For seven weeks now, schools in South Africa have stayed shut to contain the spread of COVID-19.
The closure of schools also halted a national feeding programme providing meals to at least nine million extremely poor school children, helping them get through the classroom day to get an education.
“We have kids here at school who faint (from hunger),” said Shireen Valentyn, 41, a volunteer at Hoofweg primary school in the impoverished Blue Downs community in Cape Town.
According to a news report, a potential hunger crisis looms but officials say palliative measures will be put in place to at least feed the children.
“The school is closed for classes but is providing children and their guardians meals as part of an emergency scheme, unique to South Africa’s Western Cape Province” officials said.
“In our kids there is a lot of hunger,” Valentyn said. In the morning they queue in the cold for porridge. Later separate lines of children and adults wait with plastic lunch boxes for a midday meal of cooked butternut and tinned fish briyani.
The economic hardship has been severe since President Cyril Ramaphosa ordered most citizens to stay indoors and shuttered all but essential businesses in late March.
“There is certainly a hunger crisis and from the perspective of children, I would say that this is a severe implication for their ability to survive,” said Nurina Ally, executive director at Equal Education Law Centre (EELC).

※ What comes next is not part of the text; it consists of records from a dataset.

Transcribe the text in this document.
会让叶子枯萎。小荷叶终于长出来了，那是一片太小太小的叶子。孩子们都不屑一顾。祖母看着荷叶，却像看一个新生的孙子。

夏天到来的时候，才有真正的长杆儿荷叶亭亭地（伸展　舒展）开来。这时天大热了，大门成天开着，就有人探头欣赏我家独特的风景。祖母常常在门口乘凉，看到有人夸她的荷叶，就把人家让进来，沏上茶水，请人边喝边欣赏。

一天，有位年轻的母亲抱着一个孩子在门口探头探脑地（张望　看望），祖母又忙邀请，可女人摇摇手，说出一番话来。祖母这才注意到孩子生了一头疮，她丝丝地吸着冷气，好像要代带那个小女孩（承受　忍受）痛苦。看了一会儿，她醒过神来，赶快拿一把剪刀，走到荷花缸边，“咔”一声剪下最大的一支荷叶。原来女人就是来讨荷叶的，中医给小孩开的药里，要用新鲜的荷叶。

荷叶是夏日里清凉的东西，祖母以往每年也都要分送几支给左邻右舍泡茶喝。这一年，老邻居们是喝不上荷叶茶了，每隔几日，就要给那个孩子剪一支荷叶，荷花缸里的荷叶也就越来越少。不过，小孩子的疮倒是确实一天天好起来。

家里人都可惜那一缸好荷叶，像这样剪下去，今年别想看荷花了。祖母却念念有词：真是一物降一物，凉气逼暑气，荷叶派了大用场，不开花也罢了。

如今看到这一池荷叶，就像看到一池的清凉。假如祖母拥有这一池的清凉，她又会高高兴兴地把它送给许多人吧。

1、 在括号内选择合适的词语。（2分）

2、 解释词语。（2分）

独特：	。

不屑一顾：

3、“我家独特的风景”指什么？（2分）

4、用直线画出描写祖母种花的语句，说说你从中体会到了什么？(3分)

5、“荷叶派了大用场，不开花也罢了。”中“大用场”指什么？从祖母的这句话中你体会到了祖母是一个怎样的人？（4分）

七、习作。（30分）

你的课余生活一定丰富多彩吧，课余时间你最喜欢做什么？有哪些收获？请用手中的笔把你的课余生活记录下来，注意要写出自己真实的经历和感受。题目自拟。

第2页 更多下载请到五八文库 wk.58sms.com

“I am also worried about the virus but there is nothing we can do because we can’t stay hungry,” said mother-of-two Thabisa Nete, 33, as she got a hot meal at Vuyani primary school in Cape Town’s Gugulethu township.
South Africa reopened some sectors of the economy on May 1 as the government sought to kickstart a stuttering economy.
Schools are expected to partially reopen later this month, and students are to resume back in class from June 1.
There is however no certainty over when the national school nutrition programme will resume fully, piling pressure on poor families struggling to make ends meet.